MIT Drones Dance Their Way Around Obstacles
Kelsey D. Atherton
at 08:24 AM Jan 20 2016
MIT Drones Dance Their Way Around Obstacles
CSAIL Drone Plotting
Screenshot by author, from YouTube
Drones // 

Drones are stupid. This isn't a subjective judgement; without the hands of a canny pilot, most flying quadcopters or remotely controlled planes will crash into obstacles in their path, like the world's largest, clumsiest insects. That's fine for casual flight in open fields, but if drones are ever to navigate dense obstacles like forests or the insides of buildings, they need to be a lot smarter. Thanks to a project by MIT's Computer Science And Artificial Intelligence Laboratory (CSAIL), drones can now navigate dense obstacle courses without crashing. It works for quadcopters:

And fixed-wing airplanes too:

Here's how it works. An algorithm (made by CSAIL and available on Github] plots the open spaces the drone needs to fly through. This is based on work CSAIL did for ATLAS, their walking robot entrant into DARPA's Great Robotics Challenge. Here's how MIT describes it:

“Rather than plan paths based on the number of obstacles in the environment, it's much more manageable to look at the inverse: the segments of space that are 'free' for the drone to travel through,” says recent master's graduate Benoit Landry, who was first author on a related paper just accepted to the IEEE International Conference on Robotics and Automation (ICRA). “Using free-space segments is a more 'glass-half-full' approach that works far better for drones in small, cluttered spaces.”

That's great for quadcopters, which move calmly through space, but doesn't quite work for the fast-flying planes.
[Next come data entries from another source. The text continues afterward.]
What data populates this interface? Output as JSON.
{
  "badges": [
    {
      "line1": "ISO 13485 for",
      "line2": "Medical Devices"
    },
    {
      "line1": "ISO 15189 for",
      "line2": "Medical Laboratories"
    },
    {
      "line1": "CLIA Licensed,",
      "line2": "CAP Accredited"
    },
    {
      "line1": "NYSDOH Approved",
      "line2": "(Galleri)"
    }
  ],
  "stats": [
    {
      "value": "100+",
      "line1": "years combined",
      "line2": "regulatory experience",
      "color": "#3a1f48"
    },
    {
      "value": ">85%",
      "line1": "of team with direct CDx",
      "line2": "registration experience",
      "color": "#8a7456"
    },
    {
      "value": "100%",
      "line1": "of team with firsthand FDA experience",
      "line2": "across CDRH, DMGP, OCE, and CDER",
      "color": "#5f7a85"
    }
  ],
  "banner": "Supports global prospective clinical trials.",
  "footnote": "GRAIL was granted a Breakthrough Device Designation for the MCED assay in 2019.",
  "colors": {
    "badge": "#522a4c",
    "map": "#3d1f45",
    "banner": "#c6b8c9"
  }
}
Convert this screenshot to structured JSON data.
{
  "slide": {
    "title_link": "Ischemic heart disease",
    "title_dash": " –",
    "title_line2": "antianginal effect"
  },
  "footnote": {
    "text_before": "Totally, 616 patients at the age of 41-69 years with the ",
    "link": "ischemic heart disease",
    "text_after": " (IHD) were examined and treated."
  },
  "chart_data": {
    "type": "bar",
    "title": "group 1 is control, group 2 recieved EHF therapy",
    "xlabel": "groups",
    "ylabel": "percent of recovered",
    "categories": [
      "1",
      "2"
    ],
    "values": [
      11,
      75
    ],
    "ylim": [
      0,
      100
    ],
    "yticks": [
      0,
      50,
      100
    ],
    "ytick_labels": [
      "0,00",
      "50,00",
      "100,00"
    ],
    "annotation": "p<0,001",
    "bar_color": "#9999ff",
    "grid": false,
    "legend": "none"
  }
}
Instead, they created a separate tool to guide fixed-wing drones. Again, from CSAIL:

PhD student Anirudha Majumdar showed off a fixed-wing plane that is guaranteed to avoid obstacles without any advanced knowledge of the space, and even in the face of wind gusts and other dynamics. His approach was to pre-program a library of dozens of distinct “funnels” that represent the worst-case behavior of the system, calculated via a rigorous verification algorithm.
“As the drone flies, it continuously searches through the library to stitch together a series of paths that are computationally guaranteed to avoid obstacles,” says Majumdar, who was lead author on a related technical report. “Many of the individual funnels will not be collision-free, but with a large-enough library you can be certain that your route will be clear.

As drones move away from simple remote-controlled toys and become more autonomous flying tools, programs like these will keep them flying safely through unfamiliar terrain.